When Nancy finally achieves the Holy Grail, we were as satisfied as she because she took a path that was completely in tune with the whole emotional push of the story.
Emma Thompson, full frontal.
This should be a pivotal moment in our own acceptance of our own less-than-perfect bodies.
Anyone who feels bad about her body, who worries about a midsection that has never un-thickened since birthing babies, needs to witness Emma Thompson considering her naked body in this film. It is a revelation. The Us magazine line about celebrities being “just like us” comes to mind. Thompson’s body looks completely familiar—not extraordinary, not altered or enhanced. Her bravery to expose herself in full light and for a lot longer than a flickering second in some bed linens should encourage us all. This should be a pivotal moment in our own acceptance of our own less-than-perfect bodies.

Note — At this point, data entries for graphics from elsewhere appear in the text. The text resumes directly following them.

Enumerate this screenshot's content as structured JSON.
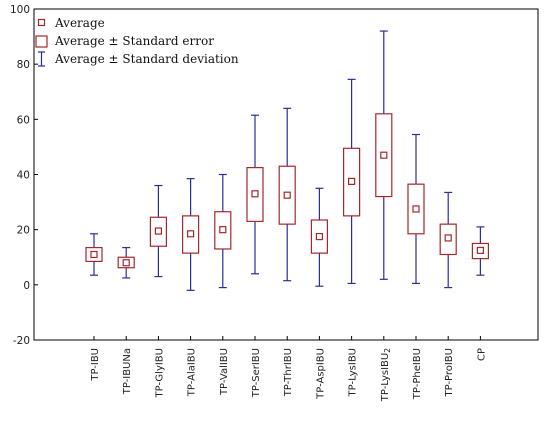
{
  "chart_data": {
    "type": "box",
    "title": "",
    "xlabel": "",
    "ylabel": "",
    "ylim": [
      -20,
      100
    ],
    "yticks": [
      -20,
      0,
      20,
      40,
      60,
      80,
      100
    ],
    "grid": false,
    "legend_position": "top-left",
    "legend": {
      "mean": "Average",
      "se": "Average ± Standard error",
      "sd": "Average ± Standard deviation"
    },
    "colors": {
      "mean_and_se": "#a3282b",
      "sd": "#2c2c9c"
    },
    "categories": [
      "TP-IBU",
      "TP-IBUNa",
      "TP-GlyIBU",
      "TP-AlaIBU",
      "TP-ValIBU",
      "TP-SerIBU",
      "TP-ThrIBU",
      "TP-AspIBU",
      "TP-LysIBU",
      "TP-LysIBU",
      "TP-PheIBU",
      "TP-ProIBU",
      "CP"
    ],
    "category_subscripts": [
      "",
      "",
      "",
      "",
      "",
      "",
      "",
      "",
      "",
      "2",
      "",
      "",
      ""
    ],
    "series": [
      {
        "category": "TP-IBU",
        "mean": 11,
        "se_low": 8.5,
        "se_high": 13.5,
        "sd_low": 3.5,
        "sd_high": 18.5
      },
      {
        "category": "TP-IBUNa",
        "mean": 8,
        "se_low": 6.2,
        "se_high": 10.0,
        "sd_low": 2.5,
        "sd_high": 13.5
      },
      {
        "category": "TP-GlyIBU",
        "mean": 19.5,
        "se_low": 14,
        "se_high": 24.5,
        "sd_low": 3,
        "sd_high": 36
      },
      {
        "category": "TP-AlaIBU",
        "mean": 18.5,
        "se_low": 11.5,
        "se_high": 25,
        "sd_low": -2,
        "sd_high": 38.5
      },
      {
        "category": "TP-ValIBU",
        "mean": 20,
        "se_low": 13,
        "se_high": 26.5,
        "sd_low": -1,
        "sd_high": 40
      },
      {
        "category": "TP-SerIBU",
        "mean": 33,
        "se_low": 23,
        "se_high": 42.5,
        "sd_low": 4,
        "sd_high": 61.5
      },
      {
        "category": "TP-ThrIBU",
        "mean": 32.5,
        "se_low": 22,
        "se_high": 43,
        "sd_low": 1.5,
        "sd_high": 64
      },
      {
        "category": "TP-AspIBU",
        "mean": 17.5,
        "se_low": 11.5,
        "se_high": 23.5,
        "sd_low": -0.5,
        "sd_high": 35
      },
      {
        "category": "TP-LysIBU",
        "mean": 37.5,
        "se_low": 25,
        "se_high": 49.5,
        "sd_low": 0.5,
        "sd_high": 74.5
      },
      {
        "category": "TP-LysIBU",
        "mean": 47,
        "se_low": 32,
        "se_high": 62,
        "sd_low": 2,
        "sd_high": 92
      },
      {
        "category": "TP-PheIBU",
        "mean": 27.5,
        "se_low": 18.5,
        "se_high": 36.5,
        "sd_low": 0.5,
        "sd_high": 54.5
      },
      {
        "category": "TP-ProIBU",
        "mean": 17,
        "se_low": 11,
        "se_high": 22,
        "sd_low": -1,
        "sd_high": 33.5
      },
      {
        "category": "CP",
        "mean": 12.5,
        "se_low": 9.5,
        "se_high": 15,
        "sd_low": 3.5,
        "sd_high": 21
      }
    ]
  }
}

It certainly is pivotal for Nancy’s character. Earlier in the film, she confesses that she had always felt terrible about her body. When Thompson talked to NPR, she said that this scene, which was her idea, shows her “looking at her body without any filters. She’s seeing it for the first time as her home, the place where she lives, the place where she can experience joy on her own or with someone else should she choose.”
We should all be so lucky to achieve such ease, such acceptance, such a smile like the one Nancy wears.